The aforementioned explosion of instant gratification takes place in Dreamachines, my favorite record of the trio, as the opening track “Psychic Conspirator” wastes no time throwing avant-garde awesomeness at the listener. The track sounds like someone took the sheet of a Nik Bärtsch song, put it in the paper-shredder, then mixed-up all the little pieces and glued-them together dada-style before handing this post-apocalyptic partitur to the band. Speaking of the band you can’t help but marvel at their mastery as they deliver this very intense and difficult arrangement. But one would not expect nothing less from the likes of John Medeski (piano), Trevor Dunn (bass), Joey Baron (drums) and, again, Kenny Wollesen (vibraphone).

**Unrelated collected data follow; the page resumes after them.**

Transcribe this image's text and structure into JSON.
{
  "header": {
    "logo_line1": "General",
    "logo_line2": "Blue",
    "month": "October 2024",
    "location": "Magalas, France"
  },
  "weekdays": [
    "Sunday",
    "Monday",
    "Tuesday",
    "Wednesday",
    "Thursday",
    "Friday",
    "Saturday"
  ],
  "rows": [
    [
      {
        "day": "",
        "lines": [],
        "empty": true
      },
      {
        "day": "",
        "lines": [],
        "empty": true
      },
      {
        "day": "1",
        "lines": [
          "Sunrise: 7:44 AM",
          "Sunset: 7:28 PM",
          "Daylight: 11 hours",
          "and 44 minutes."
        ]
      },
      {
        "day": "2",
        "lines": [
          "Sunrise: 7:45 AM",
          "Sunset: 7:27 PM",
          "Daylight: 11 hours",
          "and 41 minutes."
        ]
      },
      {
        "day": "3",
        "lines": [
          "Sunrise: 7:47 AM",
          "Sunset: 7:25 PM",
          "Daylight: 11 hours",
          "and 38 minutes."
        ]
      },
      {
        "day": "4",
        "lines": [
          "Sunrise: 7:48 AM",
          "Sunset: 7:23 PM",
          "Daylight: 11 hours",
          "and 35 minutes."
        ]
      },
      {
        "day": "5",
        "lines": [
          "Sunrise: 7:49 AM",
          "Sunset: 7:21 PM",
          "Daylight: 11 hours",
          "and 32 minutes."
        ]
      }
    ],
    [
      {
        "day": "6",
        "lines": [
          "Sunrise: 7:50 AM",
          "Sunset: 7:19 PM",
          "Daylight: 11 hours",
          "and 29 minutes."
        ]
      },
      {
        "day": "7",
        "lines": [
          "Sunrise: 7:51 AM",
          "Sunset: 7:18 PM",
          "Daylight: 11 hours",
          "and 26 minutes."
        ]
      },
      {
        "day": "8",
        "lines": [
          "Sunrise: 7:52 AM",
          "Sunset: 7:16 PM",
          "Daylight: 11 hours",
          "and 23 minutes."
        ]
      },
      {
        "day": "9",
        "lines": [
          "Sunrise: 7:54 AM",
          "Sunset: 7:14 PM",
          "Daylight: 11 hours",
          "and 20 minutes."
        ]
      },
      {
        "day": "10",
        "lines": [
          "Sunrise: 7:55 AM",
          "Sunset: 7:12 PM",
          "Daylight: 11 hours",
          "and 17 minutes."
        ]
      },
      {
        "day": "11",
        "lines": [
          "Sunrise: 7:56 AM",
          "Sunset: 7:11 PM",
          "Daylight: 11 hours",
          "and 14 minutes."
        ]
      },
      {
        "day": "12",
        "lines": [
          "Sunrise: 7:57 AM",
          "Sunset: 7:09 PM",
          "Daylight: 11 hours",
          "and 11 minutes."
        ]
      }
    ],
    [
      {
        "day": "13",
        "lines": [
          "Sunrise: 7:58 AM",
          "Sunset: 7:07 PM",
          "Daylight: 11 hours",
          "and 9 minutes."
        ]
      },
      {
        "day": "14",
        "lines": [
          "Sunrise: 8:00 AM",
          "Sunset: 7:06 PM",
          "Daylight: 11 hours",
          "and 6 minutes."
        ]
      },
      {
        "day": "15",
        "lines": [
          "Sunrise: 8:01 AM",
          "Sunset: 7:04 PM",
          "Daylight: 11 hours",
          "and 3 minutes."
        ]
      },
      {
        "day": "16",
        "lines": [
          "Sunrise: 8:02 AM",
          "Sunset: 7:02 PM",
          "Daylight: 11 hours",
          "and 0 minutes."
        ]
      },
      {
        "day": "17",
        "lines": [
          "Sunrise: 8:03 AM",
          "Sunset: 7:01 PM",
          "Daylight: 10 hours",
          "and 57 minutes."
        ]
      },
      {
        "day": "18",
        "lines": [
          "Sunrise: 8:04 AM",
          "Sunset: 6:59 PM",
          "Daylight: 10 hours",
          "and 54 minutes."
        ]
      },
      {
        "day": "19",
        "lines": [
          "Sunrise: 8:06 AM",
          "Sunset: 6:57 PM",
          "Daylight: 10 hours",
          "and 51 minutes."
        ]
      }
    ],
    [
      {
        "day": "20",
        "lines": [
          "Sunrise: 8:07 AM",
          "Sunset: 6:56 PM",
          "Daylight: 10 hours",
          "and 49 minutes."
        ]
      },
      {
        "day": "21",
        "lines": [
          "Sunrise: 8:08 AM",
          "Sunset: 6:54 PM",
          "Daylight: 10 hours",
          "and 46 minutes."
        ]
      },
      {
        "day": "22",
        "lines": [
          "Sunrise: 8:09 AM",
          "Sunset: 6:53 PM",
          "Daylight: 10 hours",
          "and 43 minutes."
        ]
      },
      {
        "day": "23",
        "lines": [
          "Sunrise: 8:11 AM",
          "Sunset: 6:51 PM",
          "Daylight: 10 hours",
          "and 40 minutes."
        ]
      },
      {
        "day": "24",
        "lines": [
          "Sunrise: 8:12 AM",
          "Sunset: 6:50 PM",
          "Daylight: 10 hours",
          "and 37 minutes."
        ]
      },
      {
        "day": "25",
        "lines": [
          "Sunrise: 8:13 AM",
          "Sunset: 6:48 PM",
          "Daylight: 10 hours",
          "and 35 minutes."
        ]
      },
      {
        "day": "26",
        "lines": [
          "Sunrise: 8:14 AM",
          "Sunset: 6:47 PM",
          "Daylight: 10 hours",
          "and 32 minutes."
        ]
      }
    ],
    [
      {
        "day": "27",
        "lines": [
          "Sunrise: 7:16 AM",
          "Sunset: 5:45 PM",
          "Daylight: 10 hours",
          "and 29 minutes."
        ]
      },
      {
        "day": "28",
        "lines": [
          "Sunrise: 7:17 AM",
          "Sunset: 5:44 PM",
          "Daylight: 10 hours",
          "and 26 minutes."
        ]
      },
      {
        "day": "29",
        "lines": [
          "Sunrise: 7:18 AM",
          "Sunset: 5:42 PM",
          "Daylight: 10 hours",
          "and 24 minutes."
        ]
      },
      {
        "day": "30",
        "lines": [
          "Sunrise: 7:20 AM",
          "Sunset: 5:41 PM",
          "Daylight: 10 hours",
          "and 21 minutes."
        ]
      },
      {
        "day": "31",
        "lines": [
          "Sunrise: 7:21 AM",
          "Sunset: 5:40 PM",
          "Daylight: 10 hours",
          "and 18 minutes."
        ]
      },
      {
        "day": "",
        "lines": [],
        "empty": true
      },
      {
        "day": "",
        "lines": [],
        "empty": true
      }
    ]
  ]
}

“Git-le-Coeur” is at the other end of the Zorn-spectrum, more laid-back but sprinkled, at times, with short rapid sequences. Baron’s drums are highlighted nicely throughout the song (if you pay attention). The third track, “The Conqueror Worm” matches the first in intensity but with a more conventional Jazz approach and is exactly the sound that comes to my mind when I think of a John Zorn recording. It’s also one of my favorite tracks on the record if only for the incredible sense of pacing and timing that is usually the norm on a John Zorn composition. The rest of the tracks keep this repetitive tone and structure, with occasional “zornian epileptic fits” that get to really test the skill of the musicians (and they all pass with flying colors). All the tracks are excellent but highlights include “The Dream Machine”, my personal favorite and especially a highlight for pianist Medeski whose show-stealing virtuosity is nothing short of magical, “Note Virus” for its pure madness and “1001 nights in Marrakech” for its hypnotic rhythm. Like I said though, these songs are the cream of the crop in an already excellent record.
With this trio of really powerful works Zorn has once again demonstrated not only his imagination and versatility as a composer but also his work-ethic and his talent in choosing and linking together musicians with great chemistry. Undoubtedly, Zorn is one of the greatest musical minds of his generation.